Die Front ist nur wenige Kilometer entfernt. Die Strassen von Cherson werden ständig von russischen Geschossen getroffen. Kirill erwartet die Journalistin vom Radio und Fernsehen der italienischsprachigen Schweiz (RSI) vor seinem Haus. Er ist 14 Jahre alt. Sechs Monate lang war er in einem russischen Umerziehungslager. Er ist einer der wenigen Minderjährigen, denen die Rückkehr gelungen ist.
«Bist du glücklich, wieder zu Hause zu sein?» Über unseren Köpfen sind die Geschosse der Artillerie zu hören. Es gibt weder Strom noch Wasser, und Kirill hat gelernt, anhand des Geräuschs die Art der ankommenden Geschosse zu unterscheiden. Wie alle seine Altersgenossen kann er nicht zur Schule gehen und sich nicht frei bewegen.
Kirill erzählt die Geschichte über seine Verschleppung
Nach der russischen Invasion von 2022 sind aus den besetzten ukrainischen Gebieten wie Cherson Kinder und Jugendliche verschwunden. Laut der ukrainischen Regierung sind rund 19'500 Kinder von Russland zwangsweise deportiert worden. Andere Untersuchungen, wie jene des Humanitarian Research Lab der Universität Yale in den USA, gehen von noch mehr verschleppten Kindern aus.
Erst 1700 Kinder sind zurückgekehrt
«Ich war dumm, ihn gehen zu lassen», sagt Olga, eine Grossmutter. Sie hat den Kontakt zu ihrem Enkel verloren, einem Waisenkind, für das sie allein sorgte. Die Besatzer boten Kindern Sommerlager auf der Krim an, unter dem Vorwand, ihnen eine Auszeit vom Krieg zu verschaffen. Viele von ihnen sind nie zurückgekehrt.
Bis heute konnte die Ukraine nur 1700 Kinder zurückholen – die Hälfte von ihnen dank der Bemühungen der Organisation Save Ukraine.
Während die Wände des Hauses unter den Einschlägen der Geschosse zittern, erzählt Kirill, wie er und die anderen verschleppten Kinder jeden Morgen die russische Hymne singen und die Flagge ehren mussten, wie sie gezwungen wurden zu lernen, dass die Ukrainer Nazis seien, und «die Reden über wichtige Dinge» zu verfolgen. Das gehörte zum obligatorischen «Patriotismus-Programm».

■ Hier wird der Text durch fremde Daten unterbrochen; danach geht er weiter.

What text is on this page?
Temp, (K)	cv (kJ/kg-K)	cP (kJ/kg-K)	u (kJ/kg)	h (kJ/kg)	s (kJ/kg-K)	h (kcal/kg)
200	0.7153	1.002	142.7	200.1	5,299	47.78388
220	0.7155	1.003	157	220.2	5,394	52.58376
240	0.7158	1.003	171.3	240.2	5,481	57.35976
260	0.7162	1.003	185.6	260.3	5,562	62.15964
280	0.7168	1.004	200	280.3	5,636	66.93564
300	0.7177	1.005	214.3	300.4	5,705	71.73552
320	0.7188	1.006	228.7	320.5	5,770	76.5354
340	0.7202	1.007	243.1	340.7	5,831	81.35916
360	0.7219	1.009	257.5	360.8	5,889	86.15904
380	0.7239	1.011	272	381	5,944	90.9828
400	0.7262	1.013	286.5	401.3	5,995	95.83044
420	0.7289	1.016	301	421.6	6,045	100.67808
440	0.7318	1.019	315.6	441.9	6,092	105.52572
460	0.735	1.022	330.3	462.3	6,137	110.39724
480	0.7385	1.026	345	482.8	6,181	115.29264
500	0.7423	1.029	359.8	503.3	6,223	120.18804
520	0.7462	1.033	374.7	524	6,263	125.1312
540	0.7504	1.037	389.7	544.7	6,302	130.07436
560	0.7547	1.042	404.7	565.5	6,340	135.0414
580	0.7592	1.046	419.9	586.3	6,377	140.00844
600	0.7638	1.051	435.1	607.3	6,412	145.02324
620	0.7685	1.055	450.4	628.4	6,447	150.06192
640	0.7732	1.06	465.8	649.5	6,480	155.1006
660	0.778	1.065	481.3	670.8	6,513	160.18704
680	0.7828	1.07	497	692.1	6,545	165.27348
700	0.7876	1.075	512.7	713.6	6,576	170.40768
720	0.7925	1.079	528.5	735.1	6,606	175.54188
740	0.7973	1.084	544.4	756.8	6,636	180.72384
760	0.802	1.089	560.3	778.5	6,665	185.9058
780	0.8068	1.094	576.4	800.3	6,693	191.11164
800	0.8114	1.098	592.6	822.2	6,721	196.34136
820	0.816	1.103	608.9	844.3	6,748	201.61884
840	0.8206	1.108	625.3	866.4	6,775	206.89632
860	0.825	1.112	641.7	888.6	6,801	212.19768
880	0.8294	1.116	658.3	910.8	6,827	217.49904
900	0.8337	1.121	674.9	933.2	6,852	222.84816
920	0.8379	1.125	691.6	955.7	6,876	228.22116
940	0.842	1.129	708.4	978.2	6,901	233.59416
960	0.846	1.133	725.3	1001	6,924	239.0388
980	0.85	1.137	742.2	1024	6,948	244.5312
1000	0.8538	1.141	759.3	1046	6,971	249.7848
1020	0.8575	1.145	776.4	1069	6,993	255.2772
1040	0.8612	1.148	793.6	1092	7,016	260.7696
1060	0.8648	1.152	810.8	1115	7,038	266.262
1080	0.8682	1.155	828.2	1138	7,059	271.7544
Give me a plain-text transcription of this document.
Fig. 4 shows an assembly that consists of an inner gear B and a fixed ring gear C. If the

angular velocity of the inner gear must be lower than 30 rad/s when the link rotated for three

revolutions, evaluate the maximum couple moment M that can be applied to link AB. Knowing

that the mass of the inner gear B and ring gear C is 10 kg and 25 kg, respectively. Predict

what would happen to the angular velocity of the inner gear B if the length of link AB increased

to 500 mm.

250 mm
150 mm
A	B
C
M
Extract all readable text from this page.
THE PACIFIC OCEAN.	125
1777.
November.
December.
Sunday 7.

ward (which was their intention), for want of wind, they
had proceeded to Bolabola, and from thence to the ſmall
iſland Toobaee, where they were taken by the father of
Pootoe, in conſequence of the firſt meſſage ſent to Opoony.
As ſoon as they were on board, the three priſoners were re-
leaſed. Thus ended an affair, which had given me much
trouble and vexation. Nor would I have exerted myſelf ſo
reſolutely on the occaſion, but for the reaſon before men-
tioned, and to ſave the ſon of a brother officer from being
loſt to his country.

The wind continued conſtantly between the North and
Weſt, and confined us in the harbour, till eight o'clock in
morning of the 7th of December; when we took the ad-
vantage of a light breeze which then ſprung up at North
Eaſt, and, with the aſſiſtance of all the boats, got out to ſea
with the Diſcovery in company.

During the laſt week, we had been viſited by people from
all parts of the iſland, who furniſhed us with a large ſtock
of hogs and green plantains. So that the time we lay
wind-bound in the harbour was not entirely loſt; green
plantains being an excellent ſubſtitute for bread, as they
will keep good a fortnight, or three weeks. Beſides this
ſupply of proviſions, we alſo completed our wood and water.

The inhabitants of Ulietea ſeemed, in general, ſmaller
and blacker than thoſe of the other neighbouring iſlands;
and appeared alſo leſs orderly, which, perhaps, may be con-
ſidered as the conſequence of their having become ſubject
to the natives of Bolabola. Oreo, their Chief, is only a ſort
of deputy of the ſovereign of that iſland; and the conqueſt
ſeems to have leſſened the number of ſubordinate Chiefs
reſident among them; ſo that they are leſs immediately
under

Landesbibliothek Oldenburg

«Wir mussten Dankeskarten an die russischen Soldaten schreiben, weil sie uns befreit hatten», berichtet Veronika. Sie wurde ihrer Mutter in Charkiw entrissen. Jeder Rebellionsversuch wurde bestraft: «Sie haben mich in einem Raum festgehalten, bis sie sahen, dass sie mich moralisch gebrochen hatten.»
Russland spricht von «geretteten» Kindern
Der Zweck der Deportationen, der sich aus den dokumentierten Fällen ergibt, ist eine systematische «Russifizierung». Den Minderjährigen werden russische Sprache, Kultur und Staatsbürgerschaft aufgezwungen.
Wegen dieser Taten hat der Internationale Strafgerichtshof Haftbefehle gegen Wladimir Putin und die Kinderrechtsbeauftragte Maria Lwowa-Belowa erlassen. Sie werden verantwortlich gemacht für das Kriegsverbrechen der «illegalen Deportation und Zwangsverschleppung von Kindern».
Russland leugnet diese Deportationen nicht einmal, sondern es bewirbt sie in seinen Propagandakanälen. Für die russische Regierung sind es keine entführten, sondern «gerettete» Kinder.
Die Kinder zurückzuholen wird immer schwieriger, weil Russland die Zwangserteilung von Pässen intensiviert und Adoptionen mit einem eigens dafür erlassenen Regierungsdekret erleichtert hat.